Por Guillermo Muñoz Pinelo
Regina nunca supo explicar por qué el mar la hacía sentir de esa manera, al menos no con palabras.
Regina nunca supo explicar por qué el mar la hacía sentir de esa manera, al menos no con palabras.
A sus veintipocos, entre las ganas de comerse al mundo y las
dudas, era una mujer hermosa. Baja de
estatura, bien formada, con el pelo castaño muy largo. Cuando sonreía sus ojos
grandes brillaban, como el sol sobre el agua. Siempre estuvo rodeada de gente,
sus cercanos siempre sintieron que no podría haber una mejor amiga. Como ella,
no los entendía nadie. Era una excelente escucha y era de esos bichos raros que
pueden conversar toda la noche. Cumplidos los diecinueve hizo su primera gran
travesura tatuándose una ola. No entendía por qué debía graduarse de la
universidad. Quizá por eso dejó de estudiar y se dedicó a ser bartender.

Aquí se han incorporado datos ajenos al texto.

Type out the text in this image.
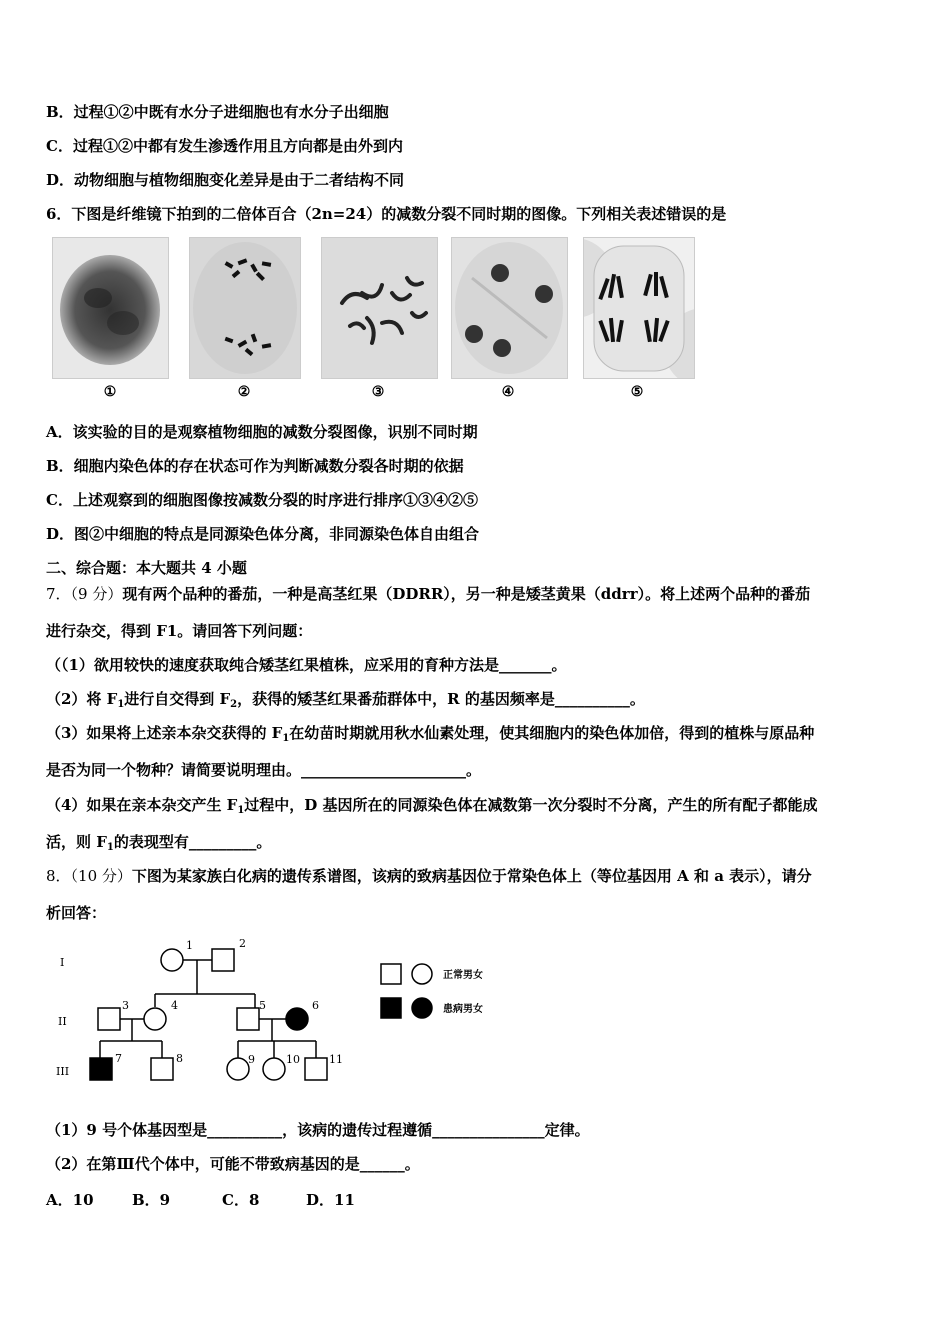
B．过程①②中既有水分子进细胞也有水分子出细胞
C．过程①②中都有发生渗透作用且方向都是由外到内
D．动物细胞与植物细胞变化差异是由于二者结构不同
6．下图是纤维镜下拍到的二倍体百合（2n=24）的减数分裂不同时期的图像。下列相关表述错误的是
①	②	③	④	⑤
A．该实验的目的是观察植物细胞的减数分裂图像，识别不同时期
B．细胞内染色体的存在状态可作为判断减数分裂各时期的依据
C．上述观察到的细胞图像按减数分裂的时序进行排序①③④②⑤
D．图②中细胞的特点是同源染色体分离，非同源染色体自由组合
二、综合题：本大题共 4 小题
7．（9 分）现有两个品种的番茄，一种是高茎红果（DDRR），另一种是矮茎黄果（ddrr）。将上述两个品种的番茄
进行杂交，得到 F1。请回答下列问题：
（（1）欲用较快的速度获取纯合矮茎红果植株，应采用的育种方法是_______。
（2）将 $F_1$进行自交得到 $F_2$，获得的矮茎红果番茄群体中，R 的基因频率是__________。
（3）如果将上述亲本杂交获得的 $F_1$在幼苗时期就用秋水仙素处理，使其细胞内的染色体加倍，得到的植株与原品种
是否为同一个物种？请简要说明理由。______________________。
（4）如果在亲本杂交产生 $F_1$过程中，D 基因所在的同源染色体在减数第一次分裂时不分离，产生的所有配子都能成
活，则 $F_1$的表现型有_________。
8．（10 分）下图为某家族白化病的遗传系谱图，该病的致病基因位于常染色体上（等位基因用 A 和 a 表示），请分
析回答：
I
II
III
1	2
3	4	5	6
7	8	9	10	11
正常男女
患病男女
（1）9 号个体基因型是__________，该病的遗传过程遵循_______________定律。
（2）在第Ⅲ代个体中，可能不带致病基因的是______。
A．10	B．9	C．8	D．11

Conoció mucha más gente y a todos les habló de lo mismo. Era su tema
recurrente, como la marea. Sin darse cuenta era siempre Regina y el mar.

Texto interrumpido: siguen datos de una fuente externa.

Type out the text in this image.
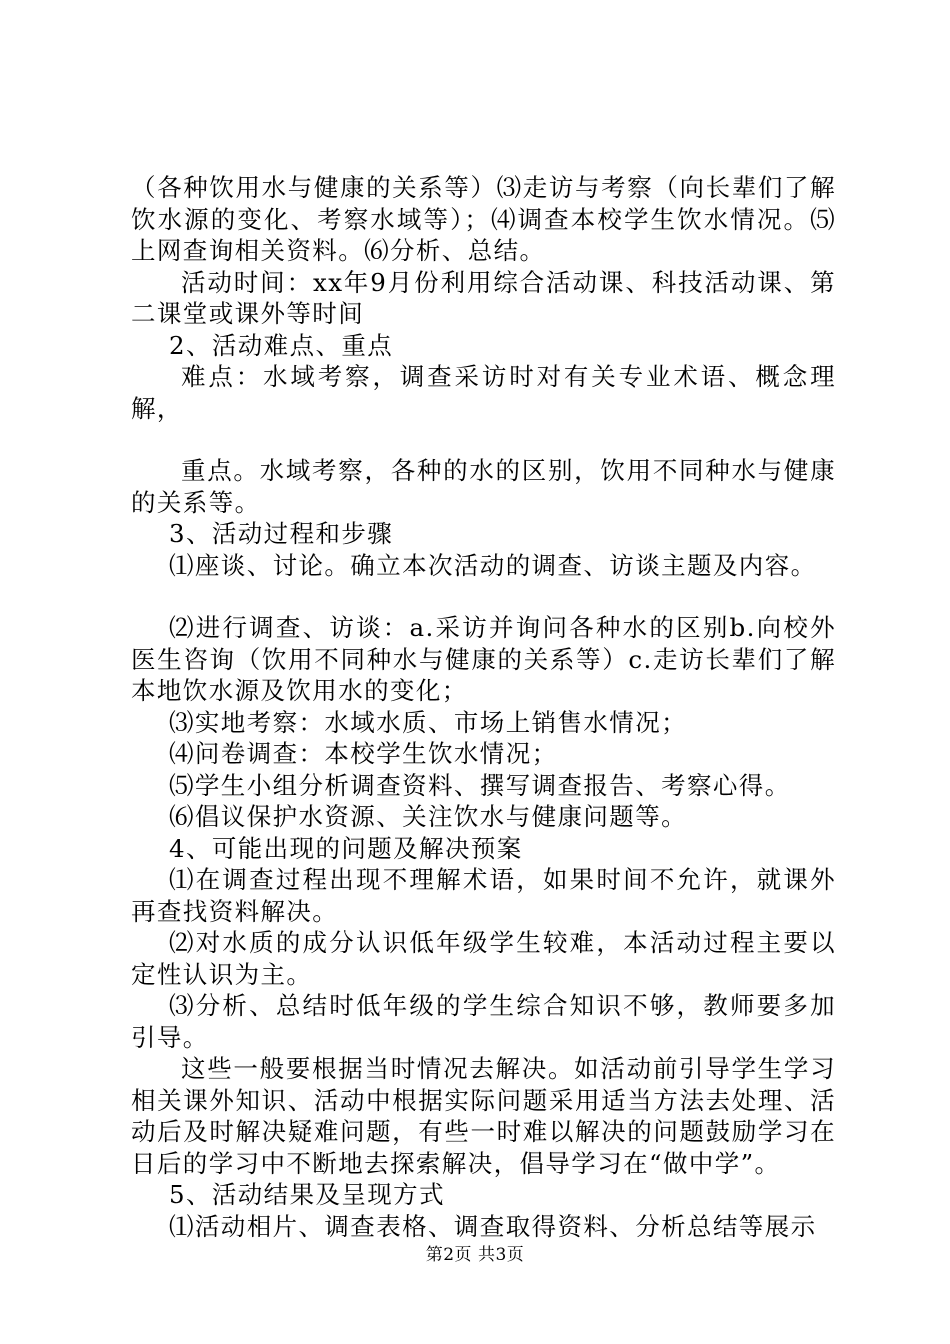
（各种饮用水与健康的关系等）⑶走访与考察（向长辈们了解饮水源的变化、考察水域等）；⑷调查本校学生饮水情况。⑸上网查询相关资料。⑹分析、总结。

活动时间：xx年9月份利用综合活动课、科技活动课、第二课堂或课外等时间

2、活动难点、重点

难点：水域考察，调查采访时对有关专业术语、概念理解，

重点。水域考察，各种的水的区别，饮用不同种水与健康的关系等。

3、活动过程和步骤

⑴座谈、讨论。确立本次活动的调查、访谈主题及内容。

⑵进行调查、访谈：a.采访并询问各种水的区别b.向校外医生咨询（饮用不同种水与健康的关系等）c.走访长辈们了解本地饮水源及饮用水的变化；

⑶实地考察：水域水质、市场上销售水情况；

⑷问卷调查：本校学生饮水情况；

⑸学生小组分析调查资料、撰写调查报告、考察心得。

⑹倡议保护水资源、关注饮水与健康问题等。

4、可能出现的问题及解决预案

⑴在调查过程出现不理解术语，如果时间不允许，就课外再查找资料解决。

⑵对水质的成分认识低年级学生较难，本活动过程主要以定性认识为主。

⑶分析、总结时低年级的学生综合知识不够，教师要多加引导。

这些一般要根据当时情况去解决。如活动前引导学生学习相关课外知识、活动中根据实际问题采用适当方法去处理、活动后及时解决疑难问题，有些一时难以解决的问题鼓励学习在日后的学习中不断地去探索解决，倡导学习在“做中学”。

5、活动结果及呈现方式

⑴活动相片、调查表格、调查取得资料、分析总结等展示

第2页 共3页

Al regresar a casa luego de una noche de fiesta con
sus amigas, sin anunciarse llegó la verdad. Regina estaba sentada sobre el
excusado. Paula había abierto la llave de la ducha para que el agua se
calentara y Regina se diera una ducha. Su amiga salió del pequeño cuarto de baño, diciendo algo respecto toallas limpias. Sola, viendo los azulejos blancos y
negros cubrirse de vapor, recordó algo: la vez que había hecho el primer viaje
largo con sus padres y sus hermanos. Entonces tuvo la epifanía.

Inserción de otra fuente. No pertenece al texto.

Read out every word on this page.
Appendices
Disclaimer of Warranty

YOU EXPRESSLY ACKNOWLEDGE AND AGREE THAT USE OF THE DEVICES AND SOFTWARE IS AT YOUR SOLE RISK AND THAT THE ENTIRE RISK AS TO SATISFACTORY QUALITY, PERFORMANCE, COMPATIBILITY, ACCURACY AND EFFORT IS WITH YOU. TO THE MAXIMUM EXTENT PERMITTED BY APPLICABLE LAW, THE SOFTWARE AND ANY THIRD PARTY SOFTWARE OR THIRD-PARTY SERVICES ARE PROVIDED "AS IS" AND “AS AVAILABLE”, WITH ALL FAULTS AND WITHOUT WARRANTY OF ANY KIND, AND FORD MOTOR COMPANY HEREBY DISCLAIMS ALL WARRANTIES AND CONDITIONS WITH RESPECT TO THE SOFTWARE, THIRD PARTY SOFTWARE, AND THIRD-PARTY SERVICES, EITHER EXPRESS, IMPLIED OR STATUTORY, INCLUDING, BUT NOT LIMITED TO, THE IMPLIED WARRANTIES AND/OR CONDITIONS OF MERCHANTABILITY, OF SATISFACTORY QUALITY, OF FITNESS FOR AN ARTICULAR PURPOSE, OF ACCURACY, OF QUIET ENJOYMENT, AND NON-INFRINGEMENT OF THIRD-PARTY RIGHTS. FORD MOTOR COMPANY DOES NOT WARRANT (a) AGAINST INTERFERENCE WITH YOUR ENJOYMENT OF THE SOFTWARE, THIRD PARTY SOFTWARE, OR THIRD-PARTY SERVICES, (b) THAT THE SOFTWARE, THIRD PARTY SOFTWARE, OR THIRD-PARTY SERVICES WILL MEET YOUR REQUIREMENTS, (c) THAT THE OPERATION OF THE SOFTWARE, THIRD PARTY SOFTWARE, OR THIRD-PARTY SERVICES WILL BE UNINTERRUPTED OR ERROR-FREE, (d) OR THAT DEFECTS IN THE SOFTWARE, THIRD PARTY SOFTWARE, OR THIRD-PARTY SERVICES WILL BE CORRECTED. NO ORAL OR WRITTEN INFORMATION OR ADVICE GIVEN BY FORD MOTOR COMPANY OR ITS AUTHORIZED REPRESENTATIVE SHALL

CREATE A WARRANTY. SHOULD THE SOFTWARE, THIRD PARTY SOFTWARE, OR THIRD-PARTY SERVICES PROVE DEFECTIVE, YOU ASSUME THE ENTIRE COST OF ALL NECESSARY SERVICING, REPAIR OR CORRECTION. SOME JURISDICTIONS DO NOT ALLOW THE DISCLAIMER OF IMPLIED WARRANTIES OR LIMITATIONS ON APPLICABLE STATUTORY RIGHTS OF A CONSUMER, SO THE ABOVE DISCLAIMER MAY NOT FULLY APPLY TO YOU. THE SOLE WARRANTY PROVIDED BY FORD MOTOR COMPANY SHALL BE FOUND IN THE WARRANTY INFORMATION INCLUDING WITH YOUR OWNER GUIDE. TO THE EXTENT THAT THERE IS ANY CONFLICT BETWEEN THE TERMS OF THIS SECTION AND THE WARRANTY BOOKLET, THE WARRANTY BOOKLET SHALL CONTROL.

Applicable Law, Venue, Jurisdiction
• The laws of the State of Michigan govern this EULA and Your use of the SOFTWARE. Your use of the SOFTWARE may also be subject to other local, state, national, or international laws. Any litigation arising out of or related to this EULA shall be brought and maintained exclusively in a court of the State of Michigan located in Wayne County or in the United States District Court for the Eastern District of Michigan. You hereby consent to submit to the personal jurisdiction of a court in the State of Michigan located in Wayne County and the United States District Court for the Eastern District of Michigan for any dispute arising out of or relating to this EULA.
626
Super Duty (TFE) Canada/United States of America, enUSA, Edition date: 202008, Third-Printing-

Los vio a todos vestidos con la ropa de antes, de hace muchos
años, la que siempre le daba un poco de pena y otro poco de risa cuando veía
las fotografías viejas. Su padre iba en shorts muy cortos, visera y unos
enormes lentes oscuros. Era flaco, blanco, su cabeza estaba llena de colochos
negros que contrastaban con el cielo despejado. El Sol brillaba en lo más alto,
hacía mucho calor y a ella le molestaba
la arena que se le metía en las sandalias. Un hombre bajo y muy
bronceado ayudaba a su madre y sus dos hermanos a montar una lancha pequeña de
madera. Ella tenía miedo, no quería subir, lloraba y se aferraba a su papá. Cuando nos bajemos del otro lado vas a ver
algo que te va a gustar. Venite conmigo. Entonces la tomó de la cintura y
la cargó. Se sintió segura abrazada con fuerza a su padre. Se recostó sobre su
hombro, que ella creía más fuerte que el universo y se sintió en paz. Al
caminar hacia la lancha ya no miraba hacia el frente, abrazada como estaba veía
como todo iba quedando atrás. Él lo enfrentaba todo primero: el miedo, la
lancha, el canal de aguas turbias. A ella le llegaba todo digerido, filtrado.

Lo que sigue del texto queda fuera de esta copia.